Perplexity builds AI Search at scale on Vespa.ai
What you get from an AI model will never be better than the information you give it to work with. That’s why teams building great AI products put at least as much effort into information retrieval as they do into the AI models themselves.
As the leading consumer AI Search company, this is certainly true at Perplexity. While everybody can use much the same models, making search work well is what truly differentiates a great product. When Perplexity wanted to tackle this problem, they turned to the only platform that would really let them do this at scale - Vespa.ai.
Modern AI Search - as any RAG application - works by analyzing the user’s request, then executing a query that will retrieve the information necessary to answer it, before giving that information to a large language model (LLM) to generate the answer. This may be done many times to solve one problem, as in deep research. Since the information used comes from the results of a search query, sources can be clearly stated to the user, which is crucial for trustworthiness.

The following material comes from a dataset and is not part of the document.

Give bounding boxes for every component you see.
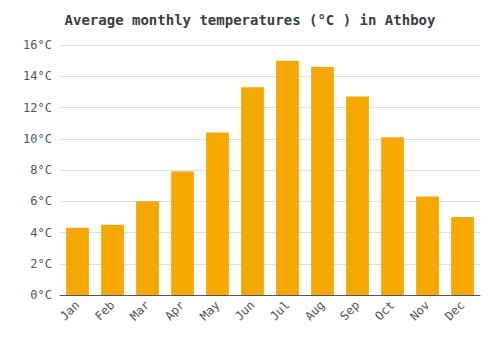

Creating a solution that does something like this is quite easy, but making it work reliably well is incredibly hard:
- You need to index and search enough data to cover everything the model may need to know. In Perplexity’s case this means indexing billions of web pages and attached user files.
- Each document must be stored and indexed in both textual form and as collections of vector embeddings, and together with all the relevant structured metadata and signals, updated in real time.
- All this information must be used together to find candidate documents and extract signals about the matching details, which must then be processed with tensor math and machine-learned models to determine what information should be given to the large language model to generate a response or next step.
- All of this must happen in about a hundred milliseconds, thousands of times per second.
To run this with high availability at scale, you need a distributed system running on many nodes, indexing, searching and making inferences locally. You need to develop and run many experiments with different strategies and models in parallel, deploy changes safely in production continuously, handle failing nodes, topology changes, and automated platform upgrades.
By leveraging the Vespa.ai platform, Perplexity has been able to create their own search engine that delivers uncompromising quality and performance. While this is an important milestone, we’re just getting started. We can now keep improving the usefulness of the information given to the LLMs for general and vertical tasks, which you’ll notice as Perplexity getting better and better at solving problems for you.